I'm part of a practice management/personal development group in the chiropractic profession. I speak to my coach every couple of weeks, there are assignments, protocols, challenges, and lots of great things he creates for me in order to help me grow both professionally and personally. There are 3 chiros in my town who are in this group - myself, my husband, and another chiro who has become a very good confidante and friend. The three of us are very tight and work together weekly for two hours doing much of the above mentioned things our coach gives us.

Twice a year there is a four day (3 night) retreat at a remote location where we work our butts off physically, mentally, emotionally, and spiritually. It's an amazing retreat - I've been to one only so far and I have so been looking forward to this next one because I grew so much from the last retreat. It really helped my personal life with my family, my friends, and my practice really took off after it.
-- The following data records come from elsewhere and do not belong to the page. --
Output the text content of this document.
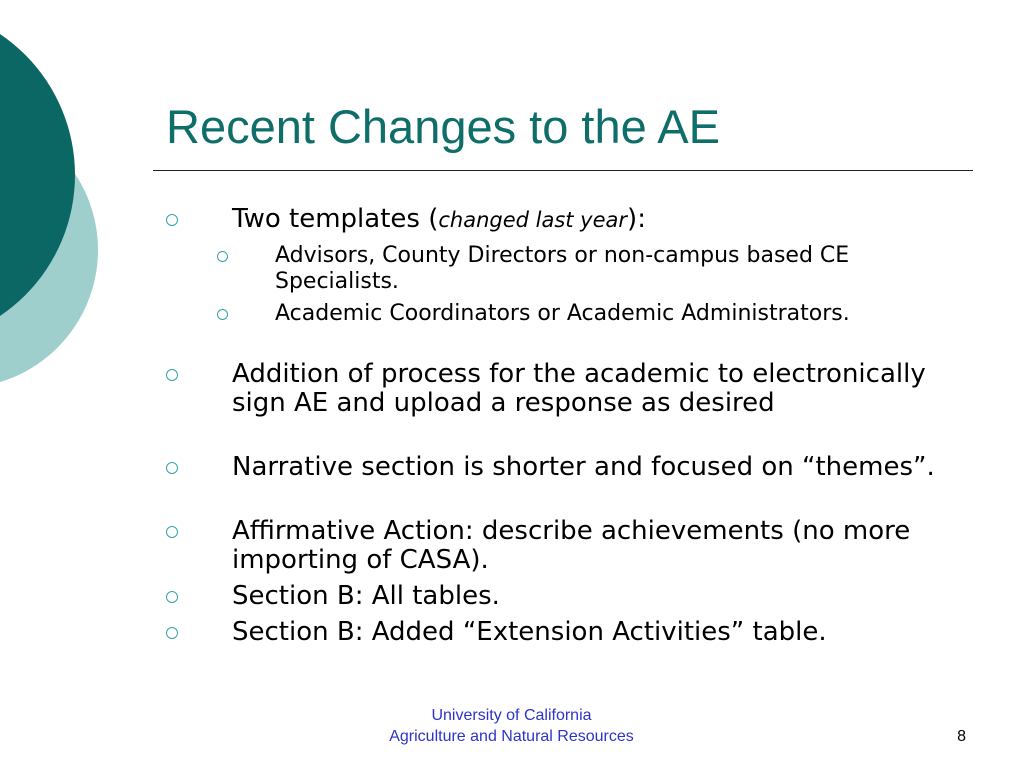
Recent Changes to the AE
Two templates (changed last year):
Advisors, County Directors or non-campus based CE Specialists.
Academic Coordinators or Academic Administrators.
Addition of process for the academic to electronically sign AE and upload a response as desired
Narrative section is shorter and focused on “themes”.
Affirmative Action: describe achievements (no more importing of CASA).
Section B: All tables.
Section B: Added “Extension Activities” table.
University of California
Agriculture and Natural Resources	8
It was awesome.

The challenge is that we all have to agree to play 100% full on. No witholding, no holding back, giving 100% of everything in order get the most out of the retreat. (There are about 10 chiros from all over Canada who go to this....we are connected online too but the big event is always the retreats)
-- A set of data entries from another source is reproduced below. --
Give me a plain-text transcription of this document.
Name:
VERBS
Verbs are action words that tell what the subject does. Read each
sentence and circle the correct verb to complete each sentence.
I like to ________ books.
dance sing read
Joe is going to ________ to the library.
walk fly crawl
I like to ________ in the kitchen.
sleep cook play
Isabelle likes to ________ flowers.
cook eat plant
And this morning, after throwing up twice last night and once again while getting out of bed at 9 am because I called into work for not feeling well, I realized that I am not okay to go to the retreat in two weeks. I would be letting the group down because it would be fair to them and I'd be letting myself down because I would probably be exhausted, sick, and I wouldn't get out of the retreat what I wanted. It wouldn't be a healthy decision for me nor for the baby.

Easy decision, right?

Except for the fact that I feel like I'm being punished a little. I've worked my ass off for the last few months to lead up to this event and now I can't go. I'm bummed, let down, frustrated, and mad. And to boot, my hubby and this other chiro will go and experience everything I've soooo been looking forward to. I'm so frustrated....so tired...and just so so so let down.

Sorry and thanks to anyone who listened to this. I just needed to get it out. I probably sound incredibly selfish by even still wanting to go to the retreat, but I do! I really really want to go. So so frustrated....:
post #2 of 3
Sorry you are bummed. How many weeks are you? Maybe in 2 weeks you will feel better? I am not throwing up so I don't have the experience on that but I have noticed that if I throw myself into a project I forget that I feel so bad. Especially if I have other people around me. Last week my aunt and I plastered my whole bedroom on a afternoon that I thought I wouldn't make it through. But I did it! I bet you can overcome your sickness in a mind over matter situation.

post #3 of 3
IMO - If the point of it all is to better yourself. Then maybe you shouldn't feel let down, but accomplished of all the things you have already done leading to it and good about your decision to do what is best for your baby if you do not feel you are physically up to it. Just because you cannot complete the whole course doesn't mean you cannot get something out of what has already happened.